“We knew it was coming,” says Lori Brown, an architect who has worked with reproductive-justice organizations and abortion clinics for two decades, about the Supreme Court overturning Roe v. Wade. In recent years, Brown, who wrote the book Contested Spaces: Abortion Clinics, Women’s Shelters, and Hospitals, saw clinics struggle to meet an increase in patients as conservative states made it progressively harder to provide and receive abortions. But when the draft SCOTUS opinion leaked and the Court eventually ruled, she was still shocked: “We’re all still grappling with what the implications will be.” But there’s one thing she is certain of: Abortion services will expand in states where abortion is legal, and providers will need help building their clinics. So six weeks ago, Brown and her colleague Jordan Kravitz, an architect in Arizona, began to compile a list of architects and designers who are willing to help.
“This became a way to start taking action rather than sitting there being incredibly angry and feeling lost,” Brown says. Clinics have already asked her for assistance with building new locations. In addition, architects can aid in permitting, design services, liaising with contractors, and navigating code and zoning requirements for clinic expansions and renovations.
Some clinics have already started to build for a post-Roe landscape. For example, Diane Derzis, the owner of Jackson Women’s Health Organization, Mississippi’s only abortion clinic, had to close after Roe was overturned. She is now planning to build a new clinic in Las Cruces, New Mexico, that will be equipped to perform surgical abortions.
In states where abortion is legal, a clinic’s capacity to effectively and comfortably provide the service depends on a number of spatial factors: a city’s land-use policies that either restrict or permit clinics, policies that define where anti-abortion protesters are able to gather in relation to the clinics, and the physical design of a clinic itself. Before Roe was overturned, architecture became an effective tool to limit abortion access, as states used regulatory codes — like zoning and building codes — to make it extremely difficult to operate. Known as Targeted Regulation of Abortion Providers, TRAP laws included Texas’s HB 2, a 2013 law that required abortion clinics to meet the same requirements as ambulatory-surgery centers, which included a lower staff-to-patient ratio; larger exam rooms, hallways, and doorways; having a room dedicated to operations; and complex HVAC systems. In just three years after HB 2 was passed, Texas went from 40 to 16 clinics. Abortions doubled in neighboring states. “We saw with Texas’s HB 2 that clinics in adjacent states couldn’t meet demand,” Brown says. “This will become a more radical issue when we have only 16 states and D.C., where abortion is legally protected.”

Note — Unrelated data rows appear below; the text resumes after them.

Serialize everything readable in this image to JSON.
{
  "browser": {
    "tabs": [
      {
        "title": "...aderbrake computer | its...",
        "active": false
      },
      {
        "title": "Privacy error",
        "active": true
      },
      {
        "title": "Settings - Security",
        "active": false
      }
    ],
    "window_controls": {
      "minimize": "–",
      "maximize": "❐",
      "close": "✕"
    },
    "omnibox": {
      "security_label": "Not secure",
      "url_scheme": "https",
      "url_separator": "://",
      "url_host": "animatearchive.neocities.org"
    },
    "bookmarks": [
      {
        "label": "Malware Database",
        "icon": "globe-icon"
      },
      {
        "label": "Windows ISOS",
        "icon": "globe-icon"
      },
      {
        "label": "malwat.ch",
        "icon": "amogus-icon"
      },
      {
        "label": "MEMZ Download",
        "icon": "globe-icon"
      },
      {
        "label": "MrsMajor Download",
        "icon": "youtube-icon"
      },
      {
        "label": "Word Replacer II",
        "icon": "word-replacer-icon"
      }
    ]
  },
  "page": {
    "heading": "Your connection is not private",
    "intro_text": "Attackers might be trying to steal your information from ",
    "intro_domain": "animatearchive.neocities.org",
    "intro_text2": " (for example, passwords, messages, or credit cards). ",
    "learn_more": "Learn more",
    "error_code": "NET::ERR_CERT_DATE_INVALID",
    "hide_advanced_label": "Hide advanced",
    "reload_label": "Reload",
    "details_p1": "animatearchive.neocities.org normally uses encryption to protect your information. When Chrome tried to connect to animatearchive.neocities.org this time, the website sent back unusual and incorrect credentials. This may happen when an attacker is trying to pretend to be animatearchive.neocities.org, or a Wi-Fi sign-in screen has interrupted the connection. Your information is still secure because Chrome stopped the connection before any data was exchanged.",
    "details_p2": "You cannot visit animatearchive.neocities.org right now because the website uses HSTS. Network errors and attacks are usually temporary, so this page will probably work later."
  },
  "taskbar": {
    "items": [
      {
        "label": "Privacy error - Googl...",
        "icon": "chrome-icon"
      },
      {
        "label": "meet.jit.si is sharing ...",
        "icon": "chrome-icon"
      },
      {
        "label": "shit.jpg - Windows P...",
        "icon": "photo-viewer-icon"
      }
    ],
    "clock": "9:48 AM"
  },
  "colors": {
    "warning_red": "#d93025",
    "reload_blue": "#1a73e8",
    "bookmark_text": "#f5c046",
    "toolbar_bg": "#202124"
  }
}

There are over 70 architects from 16 states currently on the growing list of those willing to help expand or build new clinics. The list will not be publicly published, and will be shared only with clinics that are looking for architectural services, as a way to protect the architects’ and clinics’ privacy and help guard against retaliation. Brown is surprised by the breadth of experience in the people who asked to be added. Some of the architects work for large firms whose “work receives design awards on a regular basis,” Brown says. Others work for smaller boutique practices. A number have experience designing for health care, while others don’t. The list also includes architects in academia. Brown welcomes them all. “Most often, abortion clinics fall under the general medical-facility codes, so an architect with a general working knowledge would have the ability to design them,” she says.
Brown has already matched one clinic with architects from her list (who currently wish to remain anonymous), and she expects that more providers will be seeking architectural services in the near future. When they do, she’ll have recommendations ready for them.